The sum is the most Horsford has raised in an off-year fundraising period and roughly $150,000 more than he raised in the same quarter in 2019. Still, it falls short of the nearly $634,000 he raised in the third quarter of last year

The announcement comes ahead of the Federal Election Commission’s quarterly filing deadline next week, which will provide the first tangible signs of early campaign efforts ahead of next year’s midterms. 

Horsford represents the sprawling 4th Congressional District, which includes large portions of urban Las Vegas and North Las Vegas, as well as parts of the state’s far-flung rural interior. 

Horsford’s seat will be among just a handful nationwide that may determine control of the U.S. House next year, as Republicans seek to expand gains made in 2020 in competitive suburban districts not unlike District 4. 

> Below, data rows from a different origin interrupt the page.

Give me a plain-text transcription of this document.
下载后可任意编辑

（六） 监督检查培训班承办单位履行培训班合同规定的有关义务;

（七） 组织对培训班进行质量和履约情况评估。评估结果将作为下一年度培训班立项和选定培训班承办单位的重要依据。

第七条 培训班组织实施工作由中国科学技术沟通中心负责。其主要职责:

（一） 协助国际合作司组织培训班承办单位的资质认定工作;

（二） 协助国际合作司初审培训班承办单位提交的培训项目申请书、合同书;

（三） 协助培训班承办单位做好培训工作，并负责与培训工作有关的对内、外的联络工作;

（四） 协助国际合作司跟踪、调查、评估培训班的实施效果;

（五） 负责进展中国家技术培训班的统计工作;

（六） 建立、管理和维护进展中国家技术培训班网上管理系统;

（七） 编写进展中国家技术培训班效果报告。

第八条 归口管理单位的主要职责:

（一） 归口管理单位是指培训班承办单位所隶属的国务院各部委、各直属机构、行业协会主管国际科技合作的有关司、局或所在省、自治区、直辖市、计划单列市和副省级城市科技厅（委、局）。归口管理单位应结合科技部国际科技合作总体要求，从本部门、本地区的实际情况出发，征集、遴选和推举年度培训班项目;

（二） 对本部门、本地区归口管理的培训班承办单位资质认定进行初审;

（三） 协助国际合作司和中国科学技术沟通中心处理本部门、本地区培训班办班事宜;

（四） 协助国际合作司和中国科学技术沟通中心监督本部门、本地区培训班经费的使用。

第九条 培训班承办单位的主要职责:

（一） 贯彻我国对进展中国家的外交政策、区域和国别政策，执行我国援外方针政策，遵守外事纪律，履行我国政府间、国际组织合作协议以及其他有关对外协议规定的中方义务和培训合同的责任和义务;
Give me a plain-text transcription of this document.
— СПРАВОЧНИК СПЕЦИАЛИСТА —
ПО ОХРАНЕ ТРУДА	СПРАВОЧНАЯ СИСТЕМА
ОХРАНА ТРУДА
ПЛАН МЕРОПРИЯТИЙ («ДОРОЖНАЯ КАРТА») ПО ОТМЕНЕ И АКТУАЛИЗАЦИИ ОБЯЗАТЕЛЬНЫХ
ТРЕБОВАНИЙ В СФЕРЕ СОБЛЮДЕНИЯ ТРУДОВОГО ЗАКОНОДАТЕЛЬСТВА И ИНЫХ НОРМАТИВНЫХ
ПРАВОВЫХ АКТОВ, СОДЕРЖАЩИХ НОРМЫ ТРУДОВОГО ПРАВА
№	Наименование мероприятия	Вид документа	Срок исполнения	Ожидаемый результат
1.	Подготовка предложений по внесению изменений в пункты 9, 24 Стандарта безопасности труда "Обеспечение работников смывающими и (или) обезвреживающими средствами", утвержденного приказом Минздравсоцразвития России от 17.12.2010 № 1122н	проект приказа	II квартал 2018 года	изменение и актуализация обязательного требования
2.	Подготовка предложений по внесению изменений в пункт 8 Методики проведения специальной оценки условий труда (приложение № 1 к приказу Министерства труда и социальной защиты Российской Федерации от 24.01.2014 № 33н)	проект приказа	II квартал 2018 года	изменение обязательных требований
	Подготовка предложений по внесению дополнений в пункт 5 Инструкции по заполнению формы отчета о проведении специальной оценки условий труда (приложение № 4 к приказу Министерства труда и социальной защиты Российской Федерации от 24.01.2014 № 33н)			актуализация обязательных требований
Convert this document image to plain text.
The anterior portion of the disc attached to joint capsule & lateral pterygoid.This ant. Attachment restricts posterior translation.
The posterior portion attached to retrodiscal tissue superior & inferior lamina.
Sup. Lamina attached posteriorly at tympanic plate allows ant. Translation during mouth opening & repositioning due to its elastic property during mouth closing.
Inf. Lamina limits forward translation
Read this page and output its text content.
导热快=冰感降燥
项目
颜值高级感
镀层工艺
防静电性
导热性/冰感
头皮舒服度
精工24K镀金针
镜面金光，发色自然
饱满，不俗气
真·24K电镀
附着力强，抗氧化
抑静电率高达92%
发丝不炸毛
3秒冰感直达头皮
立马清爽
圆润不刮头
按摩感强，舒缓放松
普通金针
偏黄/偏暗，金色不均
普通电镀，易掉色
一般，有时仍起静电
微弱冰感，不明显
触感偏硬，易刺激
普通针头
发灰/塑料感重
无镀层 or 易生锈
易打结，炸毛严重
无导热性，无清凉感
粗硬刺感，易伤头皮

Two Republicans — Sam Peters, who finished second in 2020’s District 4 primary, and Carolina Serrano, a former Trump campaign staffer — and one non-partisan, John Johnson, have also filed to run for District 4. 

Horsford won his 2020 reelection bid by 4.9 percentage points, by far the narrowest of any of his three electoral victories in that district. Horsford first won the seat in 2012 by 8 percentage points before losing it to Republican Cresent Hardy two years later in an election that otherwise saw Republicans elevated to nearly every major office in Nevada. 

He retook the seat in 2018, by 8.2 points, after incumbent Democrat Ruben Kihuen declined to run for re-election amid a sexual misconduct investigation by the House Ethics Committee. 

Voter registration statistics for District 4 favor Democrats, 38 percent to 30 percent Republican, with 32 percent registered nonpartisan or other. However, these statistics will likely change after state lawmakers redraw district lines later this year.